You can view the configuration related to USB Control.

Logs

Click the Menu icon in the upper right corner of the agent to view the logs, as shown below.

The Logs page contains logs for Virus Scan and Realtime Protection.

Realtime Protection logs are security logs generated when threat files are detected after enabling real-time file monitoring.

Virus Scan logs refer to the operation logs after virus scans are performed. Click View in the Details column for detailed information about the virus scan, as shown in the figure below.


Quarantine/Trust

Endpoint Secure detects threat files and moves them to the Quarantine area after processing. You can view these quarantined files. You can add false positive files to the Trust zone. Files added to the Trust zone will automatically bypass virus scanning and real-time file monitoring.

Click the Menu icon in the upper right corner of the agent to open the Quarantine area and Trust zone, as shown below.

After entering the Quarantine area, you can Restore, Delete, or Clear the files in the quarantine, as shown in the figure below.

You can enter the Trust zone and add trusted files, directories, and processes, as shown below.

Taskbar Tray

The tray in the lower right corner of the operating system taskbar provides some quick operations for the Endpoint Secure Agent. Right-click the icon to display the menu, as shown in the following figure.

Uptime: X Days: Check the time the endpoint has been protected.

The tray offers shortcuts to functions like Security, Virus Scan, Realtime Protection, Asset, Quarantine, and Logs.

Mute Notifications: If the Mute Notifications mode is enabled, Endpoint Secure will not pop up alerts when it detects threat files.
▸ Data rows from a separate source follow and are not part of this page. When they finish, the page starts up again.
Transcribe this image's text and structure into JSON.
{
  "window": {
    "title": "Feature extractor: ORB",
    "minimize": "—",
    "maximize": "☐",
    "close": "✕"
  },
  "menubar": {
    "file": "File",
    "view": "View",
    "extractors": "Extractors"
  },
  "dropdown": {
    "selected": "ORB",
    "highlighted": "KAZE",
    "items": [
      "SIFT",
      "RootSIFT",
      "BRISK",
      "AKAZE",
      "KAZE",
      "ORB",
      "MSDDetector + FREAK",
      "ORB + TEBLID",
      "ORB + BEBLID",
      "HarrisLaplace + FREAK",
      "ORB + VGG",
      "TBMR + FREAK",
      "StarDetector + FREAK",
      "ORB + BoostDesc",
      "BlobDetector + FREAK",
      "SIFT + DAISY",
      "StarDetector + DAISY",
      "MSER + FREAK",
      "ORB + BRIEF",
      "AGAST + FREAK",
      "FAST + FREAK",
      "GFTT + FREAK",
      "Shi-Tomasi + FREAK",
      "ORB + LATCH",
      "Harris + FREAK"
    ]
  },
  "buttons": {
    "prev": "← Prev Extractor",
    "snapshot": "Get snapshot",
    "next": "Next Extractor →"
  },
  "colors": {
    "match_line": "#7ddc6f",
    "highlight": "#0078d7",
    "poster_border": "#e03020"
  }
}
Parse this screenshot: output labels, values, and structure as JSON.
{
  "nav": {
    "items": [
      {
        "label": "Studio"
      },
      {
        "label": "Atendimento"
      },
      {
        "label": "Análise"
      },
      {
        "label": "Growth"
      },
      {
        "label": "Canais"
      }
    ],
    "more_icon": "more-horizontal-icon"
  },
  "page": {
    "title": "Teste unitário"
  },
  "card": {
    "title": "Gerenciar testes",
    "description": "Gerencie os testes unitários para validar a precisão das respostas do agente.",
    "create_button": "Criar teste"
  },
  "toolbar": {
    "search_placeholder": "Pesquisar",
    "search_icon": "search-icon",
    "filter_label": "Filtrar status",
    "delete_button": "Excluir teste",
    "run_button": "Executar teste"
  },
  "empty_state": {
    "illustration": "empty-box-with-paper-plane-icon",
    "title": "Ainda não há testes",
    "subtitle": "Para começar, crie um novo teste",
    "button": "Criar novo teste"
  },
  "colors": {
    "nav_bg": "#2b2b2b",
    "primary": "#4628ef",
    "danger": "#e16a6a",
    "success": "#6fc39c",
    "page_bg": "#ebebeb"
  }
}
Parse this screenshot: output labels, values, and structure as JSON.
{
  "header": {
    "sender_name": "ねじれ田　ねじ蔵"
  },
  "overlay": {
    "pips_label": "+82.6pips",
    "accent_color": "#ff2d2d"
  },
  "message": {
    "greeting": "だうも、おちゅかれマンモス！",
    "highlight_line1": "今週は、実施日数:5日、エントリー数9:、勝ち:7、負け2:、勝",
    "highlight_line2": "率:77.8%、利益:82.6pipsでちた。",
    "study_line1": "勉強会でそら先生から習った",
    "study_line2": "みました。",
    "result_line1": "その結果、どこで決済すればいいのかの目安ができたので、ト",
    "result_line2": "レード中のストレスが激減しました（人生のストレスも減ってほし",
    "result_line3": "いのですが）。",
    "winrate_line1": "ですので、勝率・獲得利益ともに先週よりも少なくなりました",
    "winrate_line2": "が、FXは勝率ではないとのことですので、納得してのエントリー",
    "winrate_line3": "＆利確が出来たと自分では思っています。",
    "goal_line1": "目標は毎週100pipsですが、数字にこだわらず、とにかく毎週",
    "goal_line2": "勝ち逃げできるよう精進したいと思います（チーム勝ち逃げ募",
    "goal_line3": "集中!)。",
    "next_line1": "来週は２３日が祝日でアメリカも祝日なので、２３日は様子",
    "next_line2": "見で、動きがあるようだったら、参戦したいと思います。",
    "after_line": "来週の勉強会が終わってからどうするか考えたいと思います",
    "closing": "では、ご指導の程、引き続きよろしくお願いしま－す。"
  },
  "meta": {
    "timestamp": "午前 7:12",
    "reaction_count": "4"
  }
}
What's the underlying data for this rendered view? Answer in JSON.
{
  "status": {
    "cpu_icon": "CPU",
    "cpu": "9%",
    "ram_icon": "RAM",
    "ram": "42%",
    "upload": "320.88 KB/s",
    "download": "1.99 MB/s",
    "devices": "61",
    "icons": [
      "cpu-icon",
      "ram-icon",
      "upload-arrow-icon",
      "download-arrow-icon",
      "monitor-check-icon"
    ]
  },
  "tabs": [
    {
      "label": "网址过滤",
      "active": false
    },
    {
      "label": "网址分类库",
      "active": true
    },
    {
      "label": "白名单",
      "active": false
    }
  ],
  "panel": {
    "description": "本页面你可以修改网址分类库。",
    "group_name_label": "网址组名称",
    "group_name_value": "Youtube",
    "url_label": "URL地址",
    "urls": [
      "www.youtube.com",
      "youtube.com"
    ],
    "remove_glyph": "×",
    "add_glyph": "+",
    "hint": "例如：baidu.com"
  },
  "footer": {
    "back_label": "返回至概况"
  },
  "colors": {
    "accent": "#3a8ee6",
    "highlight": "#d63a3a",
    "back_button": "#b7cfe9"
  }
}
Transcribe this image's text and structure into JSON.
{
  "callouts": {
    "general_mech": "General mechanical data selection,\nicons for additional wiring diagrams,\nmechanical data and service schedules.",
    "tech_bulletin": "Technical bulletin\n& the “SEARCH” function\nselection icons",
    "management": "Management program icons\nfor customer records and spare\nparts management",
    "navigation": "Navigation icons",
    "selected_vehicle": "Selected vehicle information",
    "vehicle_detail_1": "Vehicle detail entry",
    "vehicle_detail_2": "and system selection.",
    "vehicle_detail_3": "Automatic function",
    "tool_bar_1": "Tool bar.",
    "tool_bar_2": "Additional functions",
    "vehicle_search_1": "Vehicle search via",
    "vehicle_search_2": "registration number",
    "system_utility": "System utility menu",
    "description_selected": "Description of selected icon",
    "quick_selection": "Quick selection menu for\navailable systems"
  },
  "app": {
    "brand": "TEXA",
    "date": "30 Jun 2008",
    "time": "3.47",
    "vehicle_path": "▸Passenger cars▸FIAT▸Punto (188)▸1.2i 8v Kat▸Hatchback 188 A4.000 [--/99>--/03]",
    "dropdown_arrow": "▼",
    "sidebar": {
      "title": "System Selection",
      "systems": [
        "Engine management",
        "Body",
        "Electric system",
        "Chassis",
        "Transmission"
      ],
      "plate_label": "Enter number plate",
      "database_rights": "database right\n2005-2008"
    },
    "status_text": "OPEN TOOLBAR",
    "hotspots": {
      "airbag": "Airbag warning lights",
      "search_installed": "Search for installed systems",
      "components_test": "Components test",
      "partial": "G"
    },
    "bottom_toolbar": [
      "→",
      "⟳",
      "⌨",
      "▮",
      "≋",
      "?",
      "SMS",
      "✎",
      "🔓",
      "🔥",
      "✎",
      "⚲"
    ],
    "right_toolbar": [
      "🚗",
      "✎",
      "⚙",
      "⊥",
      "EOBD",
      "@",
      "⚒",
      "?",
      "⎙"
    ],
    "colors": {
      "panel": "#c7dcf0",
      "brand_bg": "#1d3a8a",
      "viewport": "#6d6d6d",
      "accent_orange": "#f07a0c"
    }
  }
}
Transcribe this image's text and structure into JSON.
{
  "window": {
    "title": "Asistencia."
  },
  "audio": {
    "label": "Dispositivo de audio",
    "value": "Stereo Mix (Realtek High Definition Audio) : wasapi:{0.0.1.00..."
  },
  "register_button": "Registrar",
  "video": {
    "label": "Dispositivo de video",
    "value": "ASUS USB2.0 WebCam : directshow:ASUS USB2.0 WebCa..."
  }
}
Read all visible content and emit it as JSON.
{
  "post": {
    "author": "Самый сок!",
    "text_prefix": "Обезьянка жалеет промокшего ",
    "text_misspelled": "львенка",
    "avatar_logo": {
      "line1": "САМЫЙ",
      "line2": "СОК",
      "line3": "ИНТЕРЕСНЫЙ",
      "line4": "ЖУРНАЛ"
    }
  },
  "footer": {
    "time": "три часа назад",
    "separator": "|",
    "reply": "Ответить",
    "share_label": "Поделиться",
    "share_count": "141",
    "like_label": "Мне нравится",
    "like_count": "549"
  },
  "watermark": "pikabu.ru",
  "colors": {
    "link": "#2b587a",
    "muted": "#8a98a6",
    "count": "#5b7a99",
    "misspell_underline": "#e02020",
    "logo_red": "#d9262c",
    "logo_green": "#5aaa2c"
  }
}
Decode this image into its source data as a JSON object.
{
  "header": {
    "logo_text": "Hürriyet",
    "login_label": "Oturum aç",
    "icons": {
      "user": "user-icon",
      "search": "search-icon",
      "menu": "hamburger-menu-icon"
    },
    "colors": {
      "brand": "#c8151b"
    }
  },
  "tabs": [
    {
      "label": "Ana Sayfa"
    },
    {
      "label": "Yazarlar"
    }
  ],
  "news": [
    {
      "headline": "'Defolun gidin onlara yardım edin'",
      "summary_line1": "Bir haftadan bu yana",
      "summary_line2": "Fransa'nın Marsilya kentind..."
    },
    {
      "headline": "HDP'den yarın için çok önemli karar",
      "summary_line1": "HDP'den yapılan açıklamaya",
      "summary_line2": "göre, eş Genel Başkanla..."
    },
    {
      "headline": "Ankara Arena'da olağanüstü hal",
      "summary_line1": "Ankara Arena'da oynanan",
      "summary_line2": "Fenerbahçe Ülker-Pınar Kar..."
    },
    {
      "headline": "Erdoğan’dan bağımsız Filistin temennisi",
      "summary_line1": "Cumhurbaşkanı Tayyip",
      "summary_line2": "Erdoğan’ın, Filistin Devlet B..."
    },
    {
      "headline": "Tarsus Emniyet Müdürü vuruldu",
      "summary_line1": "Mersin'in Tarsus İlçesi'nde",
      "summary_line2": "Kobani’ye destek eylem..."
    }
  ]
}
This feature can be configured by the endpoint user individually or by the administrator in the manager.

Admin Remote Control: This determines whether the manager’s administrator is allowed to access the endpoints remotely.

Admin: Click Admin to view the manager’s administrator information. Endpoint Secure users who need assistance can easily find the administrator’s contact information.

FAQs

How to use the Agent for Linux and macOS?

  1. For Linux endpoints, an agent with a UI is not available yet.

  2. For Mac endpoints, the page functions are relatively brief. Please refer to the agent usage instructions for Windows.